The Arctic convoys saw ships sail from the United Kingdom, Iceland, and North America to northern ports in the Soviet Union – primarily Arkhangelsk (Archangel) and Murmansk, to deliver vital supplies.
Mr Loughton said: “Winston Churchill described the Arctic convoys as the worst journey in the world.
“Three thousand gave their lives in this operation.
“There was the triple whammy of German U-boats, German Luftwaffe bombers and German crafts.
“If you combine that with the freezing water, you get an idea of how terrifying it was.”

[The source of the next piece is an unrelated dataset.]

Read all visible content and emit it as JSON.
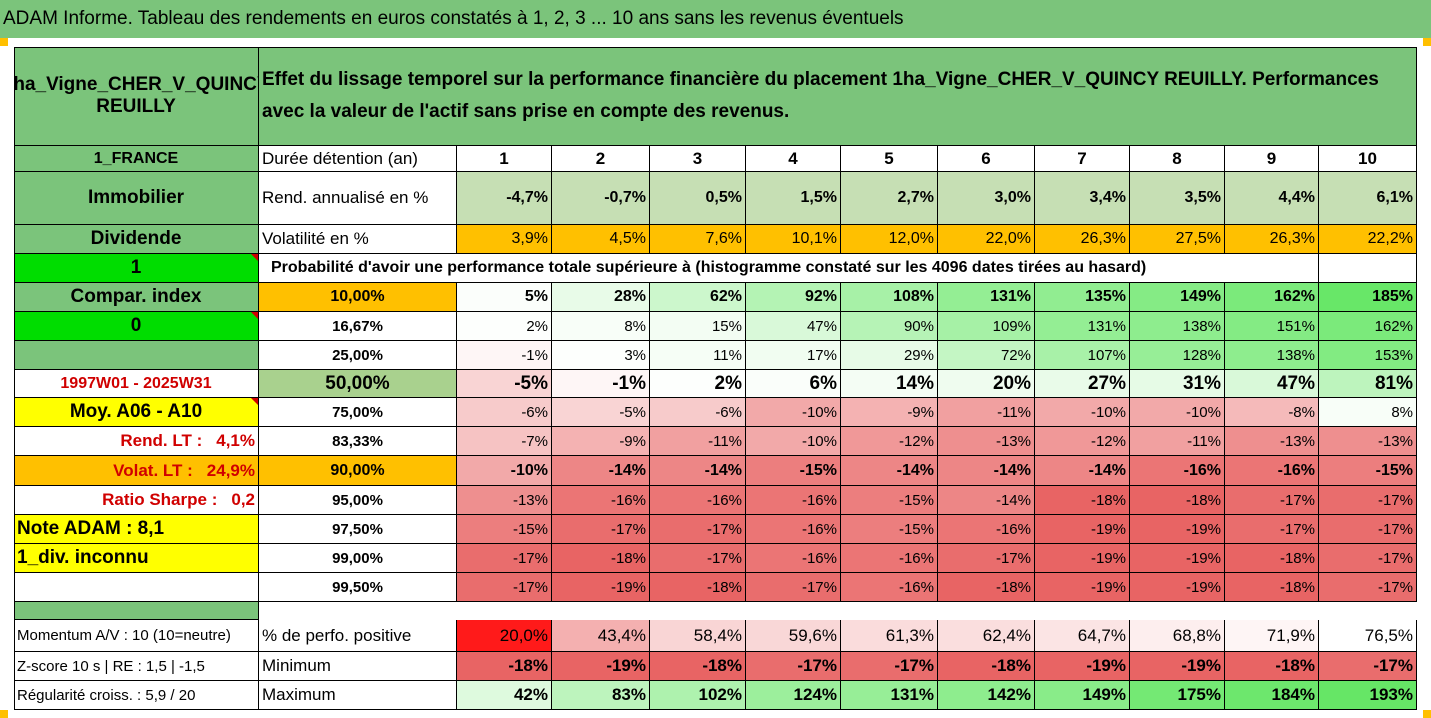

Speaking after the presentation, Mr Bushby, 89, of Exmoor Crescent, Durrington, said: “It’s been lovely. To think I’ve got it after all these years. It was very hard. It was so cold.
“If you happened to touch a gun with your bare hands it would stick on it.
“We had to de-ice the ship every morning.”
Elsie, 67, of Bramble Crescent, Durrington, described this Remembrance Sunday as a ‘fantastic day’ and said she felt ‘very very proud’.
John Carne, 64, of Sea Lane, Goring, stumbled across the ceremony by accident, before realising his father, Charles Philip Carne, was also eligible for a medal, which he will receive.
Mr Carne said: “I was very proud of him.
“I knew nothing about this until today.
“I walked in to see my old friends, found out what it was about.
“I couldn’t just let it go by and say nothing because my dad was there with them.”